Artificial intelligence is a fertile topic that has been covered by a number of books. They range from explorations of the potential consequences of AI for a general audience, to deeply technical works focusing on the minutia of statistical or machine learning algorithms.
This book is designed to be an introduction to the entire process of building a modern AI application. The target audience is meant to be anyone who is curious about how Google, Facebook, Amazon, and others use artificial intelligence to solve modern problems. In the book we will cover:
* A specific definition of artificial intelligence that covers most of what you read about in the popular press.
* How images, audio files, video, and text are converted from their raw form to data that can be used by computers to "learn" about the world.
* How information is gathered to build artificial intelligence applications and how the collection process influences how the application will behave.
* The concept of machine learning and how computers use data to make decisions or classify examples.
* How neural networks - the most widely used algorithms for modern AI applications - work and how they are implemented.
* How you can use commodity technology to build AI applications without fitting your own neural network.
* What are the ethical and moral implications of a world where data is ubiquitously collected and used?
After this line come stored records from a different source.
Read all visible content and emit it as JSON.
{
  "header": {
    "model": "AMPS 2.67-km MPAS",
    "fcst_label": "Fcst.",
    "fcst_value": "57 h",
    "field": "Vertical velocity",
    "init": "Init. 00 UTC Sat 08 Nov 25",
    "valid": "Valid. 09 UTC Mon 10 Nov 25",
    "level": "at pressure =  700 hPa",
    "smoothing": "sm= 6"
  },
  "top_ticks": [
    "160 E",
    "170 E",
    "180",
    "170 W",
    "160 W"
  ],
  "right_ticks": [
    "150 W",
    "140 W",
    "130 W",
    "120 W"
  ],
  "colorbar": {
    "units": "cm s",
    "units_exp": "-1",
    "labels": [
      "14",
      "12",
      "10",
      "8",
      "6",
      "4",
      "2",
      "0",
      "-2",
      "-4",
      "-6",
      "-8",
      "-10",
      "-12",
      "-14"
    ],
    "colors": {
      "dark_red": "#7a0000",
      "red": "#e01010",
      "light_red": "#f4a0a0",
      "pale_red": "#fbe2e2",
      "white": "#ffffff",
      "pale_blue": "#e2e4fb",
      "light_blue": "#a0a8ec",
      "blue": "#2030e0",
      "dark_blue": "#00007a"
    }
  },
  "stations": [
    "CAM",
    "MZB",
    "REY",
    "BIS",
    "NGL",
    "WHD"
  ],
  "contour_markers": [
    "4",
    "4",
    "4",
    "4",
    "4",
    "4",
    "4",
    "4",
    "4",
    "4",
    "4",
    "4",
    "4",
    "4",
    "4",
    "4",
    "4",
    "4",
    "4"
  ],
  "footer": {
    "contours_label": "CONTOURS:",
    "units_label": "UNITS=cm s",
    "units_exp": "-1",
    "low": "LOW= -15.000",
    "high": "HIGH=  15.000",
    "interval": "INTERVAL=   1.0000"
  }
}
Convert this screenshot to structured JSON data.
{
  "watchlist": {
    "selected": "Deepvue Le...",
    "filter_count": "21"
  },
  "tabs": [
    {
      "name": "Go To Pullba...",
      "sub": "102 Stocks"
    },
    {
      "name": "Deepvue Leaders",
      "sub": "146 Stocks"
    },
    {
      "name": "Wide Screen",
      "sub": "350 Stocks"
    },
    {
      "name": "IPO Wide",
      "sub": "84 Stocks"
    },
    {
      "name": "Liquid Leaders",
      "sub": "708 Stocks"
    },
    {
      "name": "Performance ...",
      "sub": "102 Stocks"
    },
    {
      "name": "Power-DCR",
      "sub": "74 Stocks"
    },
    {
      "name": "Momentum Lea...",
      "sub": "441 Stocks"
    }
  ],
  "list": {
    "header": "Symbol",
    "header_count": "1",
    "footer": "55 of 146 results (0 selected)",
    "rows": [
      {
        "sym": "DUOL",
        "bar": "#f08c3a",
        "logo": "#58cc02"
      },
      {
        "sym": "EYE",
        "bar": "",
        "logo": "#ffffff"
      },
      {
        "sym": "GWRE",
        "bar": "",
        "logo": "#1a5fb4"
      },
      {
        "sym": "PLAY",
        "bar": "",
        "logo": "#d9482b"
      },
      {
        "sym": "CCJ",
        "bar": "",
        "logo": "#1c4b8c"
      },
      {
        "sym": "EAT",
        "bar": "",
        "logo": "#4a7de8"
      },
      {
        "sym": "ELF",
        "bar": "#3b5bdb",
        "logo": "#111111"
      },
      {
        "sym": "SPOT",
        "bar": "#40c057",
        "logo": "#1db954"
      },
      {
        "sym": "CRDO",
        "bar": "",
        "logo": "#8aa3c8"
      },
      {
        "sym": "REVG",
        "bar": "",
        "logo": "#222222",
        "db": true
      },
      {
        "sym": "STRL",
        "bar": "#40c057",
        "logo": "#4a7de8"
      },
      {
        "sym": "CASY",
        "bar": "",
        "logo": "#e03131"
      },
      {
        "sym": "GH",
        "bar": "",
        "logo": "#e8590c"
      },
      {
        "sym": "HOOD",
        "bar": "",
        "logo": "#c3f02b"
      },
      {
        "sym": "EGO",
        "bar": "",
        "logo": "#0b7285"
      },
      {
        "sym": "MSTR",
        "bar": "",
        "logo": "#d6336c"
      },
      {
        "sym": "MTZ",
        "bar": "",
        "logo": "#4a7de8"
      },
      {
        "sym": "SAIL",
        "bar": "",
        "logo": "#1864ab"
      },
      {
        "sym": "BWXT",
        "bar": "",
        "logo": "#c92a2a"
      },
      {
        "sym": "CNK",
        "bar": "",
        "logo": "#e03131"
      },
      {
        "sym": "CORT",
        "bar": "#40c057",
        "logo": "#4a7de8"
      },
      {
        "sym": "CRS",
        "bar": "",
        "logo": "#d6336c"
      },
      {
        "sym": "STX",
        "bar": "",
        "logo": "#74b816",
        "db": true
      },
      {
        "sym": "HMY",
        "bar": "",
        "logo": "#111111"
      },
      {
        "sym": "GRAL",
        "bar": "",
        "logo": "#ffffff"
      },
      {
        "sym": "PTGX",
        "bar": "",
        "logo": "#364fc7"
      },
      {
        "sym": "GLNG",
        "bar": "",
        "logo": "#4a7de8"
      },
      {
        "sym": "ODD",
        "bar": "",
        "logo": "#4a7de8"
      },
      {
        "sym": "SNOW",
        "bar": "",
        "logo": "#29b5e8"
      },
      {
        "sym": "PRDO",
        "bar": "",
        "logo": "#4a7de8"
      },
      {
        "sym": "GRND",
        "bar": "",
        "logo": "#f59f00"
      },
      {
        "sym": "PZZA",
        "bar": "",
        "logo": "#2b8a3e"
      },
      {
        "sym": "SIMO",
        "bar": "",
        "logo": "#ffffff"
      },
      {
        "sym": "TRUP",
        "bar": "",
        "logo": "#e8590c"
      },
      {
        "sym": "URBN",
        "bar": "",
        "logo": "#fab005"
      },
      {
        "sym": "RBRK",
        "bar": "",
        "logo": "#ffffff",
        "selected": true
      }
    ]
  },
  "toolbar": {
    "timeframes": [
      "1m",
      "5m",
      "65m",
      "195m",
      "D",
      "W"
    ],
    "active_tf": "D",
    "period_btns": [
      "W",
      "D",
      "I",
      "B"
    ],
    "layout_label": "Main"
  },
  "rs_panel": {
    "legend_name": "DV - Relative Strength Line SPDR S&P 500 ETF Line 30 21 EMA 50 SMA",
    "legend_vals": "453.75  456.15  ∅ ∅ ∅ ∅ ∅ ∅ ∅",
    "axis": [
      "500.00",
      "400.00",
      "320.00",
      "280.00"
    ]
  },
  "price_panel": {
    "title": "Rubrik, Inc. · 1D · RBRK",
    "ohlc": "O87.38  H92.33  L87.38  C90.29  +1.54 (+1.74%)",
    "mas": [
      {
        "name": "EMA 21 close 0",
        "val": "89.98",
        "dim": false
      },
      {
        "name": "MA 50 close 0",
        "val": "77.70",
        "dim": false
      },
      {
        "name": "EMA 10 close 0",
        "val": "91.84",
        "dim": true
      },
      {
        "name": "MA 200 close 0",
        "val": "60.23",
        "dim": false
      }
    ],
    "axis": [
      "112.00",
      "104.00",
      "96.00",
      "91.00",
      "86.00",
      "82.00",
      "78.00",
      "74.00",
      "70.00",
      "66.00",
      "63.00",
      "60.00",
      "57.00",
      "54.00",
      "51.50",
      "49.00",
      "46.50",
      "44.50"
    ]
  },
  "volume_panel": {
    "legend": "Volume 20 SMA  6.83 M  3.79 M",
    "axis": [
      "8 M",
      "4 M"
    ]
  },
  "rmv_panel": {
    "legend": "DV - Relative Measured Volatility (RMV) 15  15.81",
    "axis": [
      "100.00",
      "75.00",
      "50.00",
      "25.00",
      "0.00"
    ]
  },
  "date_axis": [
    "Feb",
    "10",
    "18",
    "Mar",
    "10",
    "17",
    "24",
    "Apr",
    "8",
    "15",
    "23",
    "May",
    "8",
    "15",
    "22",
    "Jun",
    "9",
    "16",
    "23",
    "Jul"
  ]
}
The book is intended to be instructive in how AI applications work and as the beginning of a multi-part educational path toward building your own AI applications. The target audience is meant to be broad. The goal is that anyone with an interest in artificial intelligence will be able to follow this book from start to finish.
About the Authors
Jeff is a professor of Biostatistics and Oncology at the Johns Hopkins Bloomberg School of Public Health and co-director of the Johns Hopkins Data Science Lab. His group develops statistical methods, software, data resources, and data analyses that help people make sense of massive-scale genomic and biomedical data. As the co-director of the Johns Hopkins Data Science Lab he has helped to develop massive online open programs that have enrolled more than 8 million individuals and partnered with community-based non-profits to use data science education for economic and public health development. He is a Fellow of the American Statistical Association and Mortimer Spiegelman Award recipient.